He immersed himself in the timetable. Presently Peter came back, and he looked up alertly.

“Well, what did you get, Mr. Renshaw?”

“He’s on his dignity. Doesn’t keep clients’ addresses at his private house. Doesn’t expect to be rung up on a Saturday evening. But I did drag one thing out of him. All this chopping and changing of addresses falls into the last three months, and before that Mrs. Ross Craddock was living at Doncaster under the name of Miss La Fay. You see, I thought she might go back to wherever she was living before she started being Mrs. Green.”

“Did he give you the Doncaster address?”

“No, he didn’t. I haven’t rung off. Would you like to deal with him?”

The Inspector heaved himself out of his chair. He could be heard coping with Mr. Prothero in a highly official voice, after which he returned and addressed himself to the timetable again.

“He’ll get the address and let the Doncaster police have it. Now about these trains? Let’s see what she could catch-” He flicked pages, made notes, used the telephone, and turned a considering eye upon Peter. “The trouble is she isn’t going to look like Mrs. Green by the time she gets anywhere at all. If she goes to this Doncaster address she goes there as Miss La Fay, and of course we can question her. But it’s not going to be so easy to prove that she ever was Mrs. Green unless she’s got the clothes with her. She mayn’t have been able to get rid of them, or she mayn’t have thought it necessary. If it hadn’t been for the photographs, no one would ever have connected her with Mrs. Green. She could have gone ahead and claimed all that money, and no one would ever have dreamed of suspecting her. Mind you, we’re very far from having a case against her as things stand. The best hope is that she’ll give herself away. Now, Mr. Renshaw, I’m going to Doncaster, and if you like you can come along too. I’m sending Abbott to Birmingham. I make it this way. I don’t suppose for a moment that the woman was really ringing up from Charing Cross -much more likely King’s Cross. And she’d get the first train she could. Well, the first train’s a slow one, and she had twenty minutes to catch it. She may have got out of Mrs. Green’s clothes and taken the mark off her face before she rang me up, or she may have still had it to do. I should think she would have done it already, because she wouldn’t want to attract attention by being seen at King’s Cross looking like Mrs. Green, and twenty minutes wouldn’t give her too much time for what she would have to do. She wouldn’t want to hang about the station waiting for a fast train either-she’d want to get clear away out of London, because she knew she’d started a hue and cry. Now this is where we come in. There’s an express thirty-five minutes from now, and it reaches Doncaster ten minutes before that slow train. If she didn’t take that, she’ll be taking this. So either we get to Doncaster ten minutes before she does, or we all get there together, and I’ll be very glad of your assistance to identify the lady.” He paused, turned a hard, solemn gaze upon Peter, and added, “Always supposing she’s going to Doncaster, which I don’t feel at all sure about myself.”

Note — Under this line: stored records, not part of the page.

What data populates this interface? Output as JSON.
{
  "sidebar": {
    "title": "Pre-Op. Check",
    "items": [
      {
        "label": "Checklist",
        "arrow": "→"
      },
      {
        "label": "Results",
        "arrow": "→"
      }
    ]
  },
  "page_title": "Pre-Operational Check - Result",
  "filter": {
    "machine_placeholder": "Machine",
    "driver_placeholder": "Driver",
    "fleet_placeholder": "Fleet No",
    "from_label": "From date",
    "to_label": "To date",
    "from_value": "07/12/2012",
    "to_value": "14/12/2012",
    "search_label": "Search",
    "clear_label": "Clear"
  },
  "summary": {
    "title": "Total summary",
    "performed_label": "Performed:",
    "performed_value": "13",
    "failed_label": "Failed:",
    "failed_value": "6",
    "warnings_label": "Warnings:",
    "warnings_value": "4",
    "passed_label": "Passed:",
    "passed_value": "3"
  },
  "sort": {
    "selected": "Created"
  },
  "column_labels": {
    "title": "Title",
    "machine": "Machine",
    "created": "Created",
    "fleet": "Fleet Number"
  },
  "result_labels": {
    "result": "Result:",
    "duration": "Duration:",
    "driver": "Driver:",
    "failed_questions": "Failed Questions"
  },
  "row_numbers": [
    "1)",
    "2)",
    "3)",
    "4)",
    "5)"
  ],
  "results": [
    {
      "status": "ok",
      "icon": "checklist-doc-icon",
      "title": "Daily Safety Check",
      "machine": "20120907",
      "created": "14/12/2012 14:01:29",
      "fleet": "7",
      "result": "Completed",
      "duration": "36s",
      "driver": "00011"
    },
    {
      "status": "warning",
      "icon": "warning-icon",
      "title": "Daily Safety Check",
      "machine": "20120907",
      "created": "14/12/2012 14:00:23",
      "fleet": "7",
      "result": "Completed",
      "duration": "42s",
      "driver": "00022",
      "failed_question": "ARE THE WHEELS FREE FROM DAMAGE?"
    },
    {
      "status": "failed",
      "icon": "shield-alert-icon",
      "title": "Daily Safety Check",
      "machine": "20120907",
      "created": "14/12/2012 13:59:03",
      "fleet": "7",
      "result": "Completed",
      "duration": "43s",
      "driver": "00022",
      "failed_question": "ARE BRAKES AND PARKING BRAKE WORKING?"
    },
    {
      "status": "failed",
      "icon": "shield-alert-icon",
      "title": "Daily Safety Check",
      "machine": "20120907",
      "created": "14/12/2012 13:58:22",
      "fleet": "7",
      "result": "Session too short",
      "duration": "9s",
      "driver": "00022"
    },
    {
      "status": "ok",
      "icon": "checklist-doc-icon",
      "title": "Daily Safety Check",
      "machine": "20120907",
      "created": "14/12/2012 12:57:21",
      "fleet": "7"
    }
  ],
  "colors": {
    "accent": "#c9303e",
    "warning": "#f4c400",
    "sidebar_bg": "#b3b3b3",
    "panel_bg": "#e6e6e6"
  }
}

“I’m with you,” said Peter. “Lucinda, lend me a pound. One needs a margin on a wild goose chase. Better make it two, or even three. She may have gone to Jericho. What happens then, Inspector? Do we charter an aeroplane? What-a whole fiver? Lucinda-how prodigal! By the way, you’d better make Lee go to bed-she’s all in.” He kissed them both and ran to catch up the Inspector, who had already begun to descend the stairs.

The last of the summer daylight was gone long before their train reached Doncaster. The Inspector displayed a most unexpected agility. As the train slowed down, he had the carriage door open and was out upon the platform before it came to rest. He and Peter stood unobtrusively on either side of the exit. A local constable came up, spoke low, and went through into the booking-hall.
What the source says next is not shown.